Doing an initial design can still be very valuable. Just don't invest much time in the details. The important parts of the design to get right are the interface points—where does your code have to interact with other code in the system? Beyond that, the pieces in the middle are under your control. You'll craft a better system by letting the implementation guide your design.

Exercises

  1. Create a test to write the text of this exercise to the file system. The test should read the file back in and make assertions about the content. Ensure that you can run the test multiple times and have it pass. Finally, make sure that there are no leftover files when the test finishes, even if an exception is thrown.
  2. (hard) Create a timing test to prove that using a Buffered class is important for performance. The test can loop through various sizes of file, creating character data in sizes growing by a factor of 10, calling a method coded to write using the basic character-at-a-time methods, then wrapping the writer in a buffered output stream and writing it again until a 5x performance gain is reached. What is the threshold at which a buffered writer is a significant performance gain?
  3. Create and test a utility class called MyFile. This class should wrap a File object, taking a string filename as its constructor argument. It should have methods for retrieving the content of the file as a String or as a List of lines. It should also have a method for writing either a String or a List of Strings. Read and write operations should encapsulate opening and closing the file—clients should not have to close the file themselves.
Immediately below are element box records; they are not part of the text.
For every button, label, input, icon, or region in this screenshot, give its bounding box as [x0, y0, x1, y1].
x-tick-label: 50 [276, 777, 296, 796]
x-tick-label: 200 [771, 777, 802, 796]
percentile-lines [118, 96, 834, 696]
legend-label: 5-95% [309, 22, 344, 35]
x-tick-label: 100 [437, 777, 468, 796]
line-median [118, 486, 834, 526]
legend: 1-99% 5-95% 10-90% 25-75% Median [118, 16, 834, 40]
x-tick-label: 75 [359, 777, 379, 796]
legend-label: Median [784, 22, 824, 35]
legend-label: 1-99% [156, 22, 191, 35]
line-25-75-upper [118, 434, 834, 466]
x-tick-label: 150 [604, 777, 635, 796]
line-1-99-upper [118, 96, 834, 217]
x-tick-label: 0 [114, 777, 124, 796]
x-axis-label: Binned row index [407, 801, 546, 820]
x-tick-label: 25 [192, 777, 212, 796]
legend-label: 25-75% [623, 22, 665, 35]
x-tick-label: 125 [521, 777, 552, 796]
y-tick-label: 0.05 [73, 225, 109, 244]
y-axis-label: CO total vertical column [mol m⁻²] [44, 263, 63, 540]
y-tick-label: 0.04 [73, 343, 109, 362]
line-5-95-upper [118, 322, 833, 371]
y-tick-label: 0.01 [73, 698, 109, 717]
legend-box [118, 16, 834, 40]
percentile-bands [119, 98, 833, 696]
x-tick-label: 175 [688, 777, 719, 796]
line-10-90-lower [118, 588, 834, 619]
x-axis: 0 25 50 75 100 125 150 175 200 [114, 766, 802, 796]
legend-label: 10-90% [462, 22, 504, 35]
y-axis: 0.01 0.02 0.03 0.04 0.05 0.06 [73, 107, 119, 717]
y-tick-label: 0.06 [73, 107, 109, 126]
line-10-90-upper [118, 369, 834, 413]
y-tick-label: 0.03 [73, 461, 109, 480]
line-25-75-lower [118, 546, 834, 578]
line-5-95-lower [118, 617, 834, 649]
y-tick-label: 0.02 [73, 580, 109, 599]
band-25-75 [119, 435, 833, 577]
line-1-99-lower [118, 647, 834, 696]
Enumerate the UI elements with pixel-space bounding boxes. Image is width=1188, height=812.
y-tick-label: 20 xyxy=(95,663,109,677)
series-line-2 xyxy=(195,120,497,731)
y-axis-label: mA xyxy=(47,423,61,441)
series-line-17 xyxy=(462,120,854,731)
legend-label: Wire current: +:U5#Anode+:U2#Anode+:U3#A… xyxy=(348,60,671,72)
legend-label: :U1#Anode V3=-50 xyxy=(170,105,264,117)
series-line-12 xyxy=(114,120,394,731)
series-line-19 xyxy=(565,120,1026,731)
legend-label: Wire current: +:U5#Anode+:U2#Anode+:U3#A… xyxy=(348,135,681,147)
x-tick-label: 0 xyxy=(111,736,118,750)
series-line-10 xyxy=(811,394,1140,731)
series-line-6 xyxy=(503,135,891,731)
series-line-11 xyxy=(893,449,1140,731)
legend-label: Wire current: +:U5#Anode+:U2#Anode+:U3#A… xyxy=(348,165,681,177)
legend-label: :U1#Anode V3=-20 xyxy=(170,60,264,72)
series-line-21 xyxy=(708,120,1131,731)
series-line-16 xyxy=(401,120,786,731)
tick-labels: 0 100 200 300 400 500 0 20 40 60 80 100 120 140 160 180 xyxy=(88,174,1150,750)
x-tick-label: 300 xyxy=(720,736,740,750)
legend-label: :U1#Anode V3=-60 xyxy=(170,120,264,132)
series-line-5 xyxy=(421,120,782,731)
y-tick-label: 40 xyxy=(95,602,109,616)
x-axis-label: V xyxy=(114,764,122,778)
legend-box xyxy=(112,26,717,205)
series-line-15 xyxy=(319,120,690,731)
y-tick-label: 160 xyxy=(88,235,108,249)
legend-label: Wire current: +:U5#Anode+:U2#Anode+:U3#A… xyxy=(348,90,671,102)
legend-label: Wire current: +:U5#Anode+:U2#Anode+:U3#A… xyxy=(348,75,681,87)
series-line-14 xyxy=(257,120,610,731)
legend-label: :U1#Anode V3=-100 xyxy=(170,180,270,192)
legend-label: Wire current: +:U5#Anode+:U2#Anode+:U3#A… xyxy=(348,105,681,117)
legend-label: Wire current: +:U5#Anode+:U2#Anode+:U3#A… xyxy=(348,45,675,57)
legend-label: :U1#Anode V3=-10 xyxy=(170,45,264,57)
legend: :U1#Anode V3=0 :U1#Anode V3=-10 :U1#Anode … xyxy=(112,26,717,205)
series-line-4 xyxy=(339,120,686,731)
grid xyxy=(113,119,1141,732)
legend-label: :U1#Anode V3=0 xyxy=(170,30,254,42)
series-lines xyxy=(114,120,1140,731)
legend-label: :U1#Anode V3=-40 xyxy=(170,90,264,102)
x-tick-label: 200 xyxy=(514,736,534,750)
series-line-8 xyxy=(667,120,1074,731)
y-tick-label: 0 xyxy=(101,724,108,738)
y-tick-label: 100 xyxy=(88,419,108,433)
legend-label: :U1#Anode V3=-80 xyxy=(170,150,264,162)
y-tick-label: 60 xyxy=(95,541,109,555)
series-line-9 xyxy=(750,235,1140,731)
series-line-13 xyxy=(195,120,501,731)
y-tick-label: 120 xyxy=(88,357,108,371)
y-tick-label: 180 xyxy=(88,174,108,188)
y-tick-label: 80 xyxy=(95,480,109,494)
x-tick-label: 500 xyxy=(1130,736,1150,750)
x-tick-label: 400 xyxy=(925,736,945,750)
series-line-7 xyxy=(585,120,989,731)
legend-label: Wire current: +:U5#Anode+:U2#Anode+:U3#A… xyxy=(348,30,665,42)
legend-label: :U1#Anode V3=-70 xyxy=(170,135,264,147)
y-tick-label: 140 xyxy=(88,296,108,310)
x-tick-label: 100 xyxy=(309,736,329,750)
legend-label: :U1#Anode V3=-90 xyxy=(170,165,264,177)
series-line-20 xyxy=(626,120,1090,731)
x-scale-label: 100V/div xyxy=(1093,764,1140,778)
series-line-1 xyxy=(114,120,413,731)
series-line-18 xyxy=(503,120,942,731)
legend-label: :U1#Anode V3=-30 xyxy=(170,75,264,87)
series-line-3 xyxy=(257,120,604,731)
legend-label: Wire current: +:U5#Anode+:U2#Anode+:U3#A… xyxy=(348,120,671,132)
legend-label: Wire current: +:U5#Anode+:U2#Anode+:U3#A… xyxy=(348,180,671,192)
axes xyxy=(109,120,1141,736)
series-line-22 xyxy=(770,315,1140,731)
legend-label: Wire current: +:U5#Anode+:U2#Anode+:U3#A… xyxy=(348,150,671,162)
    Ensure that the read methods fail with a specific unchecked exception type if the file doesn't exist. Similarly, the write methods should fail if the file does exist. Provide delete and overwrite methods, and you will have built a well-tested utility class that you can place in your toolbox.

  4. Further adventures in utility classes: Create a Dir class that encapsulates a File object that in turn represents an actual file system directory. Design the class so that it is functional only when mapped to an existing directory. Provide a method named ensureExists to create the directory if it does not exist. The constructor should throw an exception if the directory name is the same as an existing file. Finally, provide a method that returns a list of MyFile objects in the directory and throws an exception if the directory has not been created yet.
  5. Code a test that shows the use of a ByteArrayOutputStream to capture an exception and dump the stack trace into a string. Code it with and without an OutputStreamWriter. In both the character version and the byte version, use buffered readers and writers.
  6. Modify the chess application to allow you to save the board positions to a text file and read them back in. Provide two choices—a serialized object of type Board or a textual representation as shown in the earlier exercises.
  7. In Additional Lesson III, you will learn the preferred Java technique for cloning, or creating a copy of, an object. Until you learn this technique, you can implement cloning using object serialization and deserialization to duplicate objects. Your implementation will be a “poor man's” clone that you should not use in production systems.
  8. Create an instance inner class for Dir, named Attributes, that encapsulates two directory attributes: Is the directory read-only and is it hidden? The Dir class should return an instance of this object if requested. Demonstrate (through failure to compile) that the test cannot instantiate this object.
  9. Change the Dir.Attributes inner class to a static nested class and change the code and test so they still work. What are the implications? Show that the test can instantiate a Dir.Attributes class. Does this design make sense?
  10. In the exercises for Lesson 10, you wrote code to programmatically determine the size of each primitive integral type. Now, write code to determine the base size of all primitive types by using a data stream.